There are, however, some common practices that can help organisations to protect against “Watering Hole” attacks. It is, first of all, highly important to have a reliable network and endpoint security protection. This protection must be able to detect so-called “zero–day” or “one-day” exploitation malware. In other words, the protection software should be able to stop all traffic that is not appropriately verified.
Furthermore, firewalls should be updated and properly configured. In addition, all operating systems and the software in use in the entire organisation should be regularly updated and patched for the security hols. In this regard, all organisational websites should be inspected for possible vulnerabilities.
When the Watering Hole attack is in question, it is of the utmost importance to explore all websites that the employees are regularly visiting and check the trustworthiness of these sites. If the websites are found unreliable, the traffic to and from these sites should be immediately blocked and a warning sent to all interested parties.
Hiding the online activities is yet another way for protecting against “Watering Hole” attacks. This can be done by using Virtual Private Networks (VPNs) and the browser’s private browsing feature.

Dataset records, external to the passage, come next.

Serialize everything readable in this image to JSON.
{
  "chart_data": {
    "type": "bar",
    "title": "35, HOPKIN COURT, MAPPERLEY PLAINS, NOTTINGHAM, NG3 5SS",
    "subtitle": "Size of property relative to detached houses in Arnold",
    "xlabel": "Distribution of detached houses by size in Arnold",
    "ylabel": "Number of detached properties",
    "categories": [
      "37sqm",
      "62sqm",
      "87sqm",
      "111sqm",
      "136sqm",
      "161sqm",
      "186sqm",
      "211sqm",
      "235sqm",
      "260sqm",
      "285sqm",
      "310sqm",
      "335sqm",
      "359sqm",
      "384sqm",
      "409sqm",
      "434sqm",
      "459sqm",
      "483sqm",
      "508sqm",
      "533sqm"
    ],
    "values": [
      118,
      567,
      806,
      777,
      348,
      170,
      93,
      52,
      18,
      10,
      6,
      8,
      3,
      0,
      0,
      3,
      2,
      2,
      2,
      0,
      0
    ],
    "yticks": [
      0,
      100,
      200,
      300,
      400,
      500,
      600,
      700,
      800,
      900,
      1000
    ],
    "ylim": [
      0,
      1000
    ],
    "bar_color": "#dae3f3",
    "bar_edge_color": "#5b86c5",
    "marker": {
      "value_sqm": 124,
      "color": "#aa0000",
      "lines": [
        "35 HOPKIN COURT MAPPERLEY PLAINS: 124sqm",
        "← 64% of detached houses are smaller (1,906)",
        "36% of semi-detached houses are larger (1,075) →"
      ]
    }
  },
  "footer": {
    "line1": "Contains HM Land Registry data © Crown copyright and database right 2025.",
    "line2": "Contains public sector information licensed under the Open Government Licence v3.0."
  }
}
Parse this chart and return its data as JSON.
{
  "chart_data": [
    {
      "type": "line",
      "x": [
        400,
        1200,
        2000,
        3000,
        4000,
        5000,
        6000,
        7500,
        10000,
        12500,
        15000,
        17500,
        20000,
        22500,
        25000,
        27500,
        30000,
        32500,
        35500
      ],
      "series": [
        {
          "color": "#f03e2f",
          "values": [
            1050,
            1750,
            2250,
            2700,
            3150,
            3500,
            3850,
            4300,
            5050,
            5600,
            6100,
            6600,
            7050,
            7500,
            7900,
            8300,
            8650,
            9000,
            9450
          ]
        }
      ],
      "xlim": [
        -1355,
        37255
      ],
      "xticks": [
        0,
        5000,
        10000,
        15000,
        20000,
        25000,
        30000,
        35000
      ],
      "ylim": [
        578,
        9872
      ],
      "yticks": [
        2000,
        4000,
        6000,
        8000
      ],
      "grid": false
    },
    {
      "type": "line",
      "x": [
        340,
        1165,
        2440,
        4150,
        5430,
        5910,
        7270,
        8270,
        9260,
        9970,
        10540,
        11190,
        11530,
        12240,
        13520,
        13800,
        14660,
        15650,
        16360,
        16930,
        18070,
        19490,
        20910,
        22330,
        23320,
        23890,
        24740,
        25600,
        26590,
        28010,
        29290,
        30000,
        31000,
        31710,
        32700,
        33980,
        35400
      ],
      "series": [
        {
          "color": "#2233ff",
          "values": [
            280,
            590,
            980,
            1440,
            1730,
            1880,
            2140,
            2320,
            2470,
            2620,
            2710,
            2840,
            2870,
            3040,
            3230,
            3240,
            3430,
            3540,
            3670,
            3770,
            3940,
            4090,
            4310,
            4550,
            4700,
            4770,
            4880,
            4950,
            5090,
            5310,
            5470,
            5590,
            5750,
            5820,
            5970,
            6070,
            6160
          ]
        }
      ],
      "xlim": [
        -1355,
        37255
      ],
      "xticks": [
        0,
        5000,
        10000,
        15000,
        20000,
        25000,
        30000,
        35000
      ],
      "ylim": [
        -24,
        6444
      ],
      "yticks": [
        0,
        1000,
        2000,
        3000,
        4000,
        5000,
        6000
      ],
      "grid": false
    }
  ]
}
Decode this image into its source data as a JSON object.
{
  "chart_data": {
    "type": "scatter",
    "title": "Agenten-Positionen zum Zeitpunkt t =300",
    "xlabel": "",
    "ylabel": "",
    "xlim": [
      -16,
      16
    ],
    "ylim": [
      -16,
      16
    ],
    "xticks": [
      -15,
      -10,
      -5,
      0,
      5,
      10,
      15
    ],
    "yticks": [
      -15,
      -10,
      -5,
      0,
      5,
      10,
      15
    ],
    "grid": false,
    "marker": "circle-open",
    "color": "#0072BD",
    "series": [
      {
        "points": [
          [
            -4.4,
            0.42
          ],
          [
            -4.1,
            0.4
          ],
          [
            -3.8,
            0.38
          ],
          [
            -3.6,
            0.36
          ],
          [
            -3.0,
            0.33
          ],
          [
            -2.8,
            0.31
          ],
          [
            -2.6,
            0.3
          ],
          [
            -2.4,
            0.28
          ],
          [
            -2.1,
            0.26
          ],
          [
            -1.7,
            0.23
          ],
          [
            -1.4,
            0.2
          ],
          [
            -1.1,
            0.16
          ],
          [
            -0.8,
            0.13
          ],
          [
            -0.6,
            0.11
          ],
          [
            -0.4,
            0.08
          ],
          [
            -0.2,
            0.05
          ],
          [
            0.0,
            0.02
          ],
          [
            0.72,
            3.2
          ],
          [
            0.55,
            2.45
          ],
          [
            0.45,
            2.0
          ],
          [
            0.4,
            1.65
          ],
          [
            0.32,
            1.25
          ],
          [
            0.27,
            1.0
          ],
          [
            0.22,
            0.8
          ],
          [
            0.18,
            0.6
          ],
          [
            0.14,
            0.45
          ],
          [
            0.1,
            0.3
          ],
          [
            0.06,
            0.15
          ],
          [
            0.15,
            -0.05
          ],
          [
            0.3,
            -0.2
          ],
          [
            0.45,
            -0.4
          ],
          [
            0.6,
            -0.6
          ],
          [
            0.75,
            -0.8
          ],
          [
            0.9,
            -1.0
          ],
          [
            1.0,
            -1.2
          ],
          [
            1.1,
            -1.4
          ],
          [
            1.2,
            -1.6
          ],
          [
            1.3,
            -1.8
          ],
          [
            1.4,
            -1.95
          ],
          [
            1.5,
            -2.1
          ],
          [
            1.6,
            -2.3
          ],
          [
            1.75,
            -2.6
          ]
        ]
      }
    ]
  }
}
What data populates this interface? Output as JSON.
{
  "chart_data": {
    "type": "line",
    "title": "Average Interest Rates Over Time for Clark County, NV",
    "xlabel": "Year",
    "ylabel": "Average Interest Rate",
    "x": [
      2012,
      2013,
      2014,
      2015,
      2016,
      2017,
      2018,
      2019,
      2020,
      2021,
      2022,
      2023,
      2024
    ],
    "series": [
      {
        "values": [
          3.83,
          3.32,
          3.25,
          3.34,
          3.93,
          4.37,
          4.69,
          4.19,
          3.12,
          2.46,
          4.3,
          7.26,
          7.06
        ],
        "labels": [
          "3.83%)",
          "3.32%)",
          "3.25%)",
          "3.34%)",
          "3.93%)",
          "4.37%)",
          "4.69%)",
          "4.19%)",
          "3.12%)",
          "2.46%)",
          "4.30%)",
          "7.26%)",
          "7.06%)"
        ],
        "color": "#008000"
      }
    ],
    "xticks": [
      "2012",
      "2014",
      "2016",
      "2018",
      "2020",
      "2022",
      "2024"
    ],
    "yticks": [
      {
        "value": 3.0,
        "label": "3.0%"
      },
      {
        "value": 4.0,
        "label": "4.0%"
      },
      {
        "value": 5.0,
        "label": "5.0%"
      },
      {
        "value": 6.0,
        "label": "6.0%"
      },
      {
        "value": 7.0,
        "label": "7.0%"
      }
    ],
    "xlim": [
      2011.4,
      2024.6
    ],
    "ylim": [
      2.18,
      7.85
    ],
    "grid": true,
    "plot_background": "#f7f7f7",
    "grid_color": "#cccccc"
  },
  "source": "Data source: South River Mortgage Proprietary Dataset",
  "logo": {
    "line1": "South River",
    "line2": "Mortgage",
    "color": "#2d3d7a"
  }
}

Educating employees regarding “Watering Hole” attacks, especially those with access to critical data and infrastructure, must be a part of the organisational comprehensive cybersecurity training and awareness programmes. As mentioned earlier, this training is not a straightforward task – hence, do configure browsers to use website reputation services to notify users of dangerous websites. These services help to ensure that the pages which employees access are safe and free from web threats, such as malware, spyware, and phishing scams that are designed to trick users into providing personal information.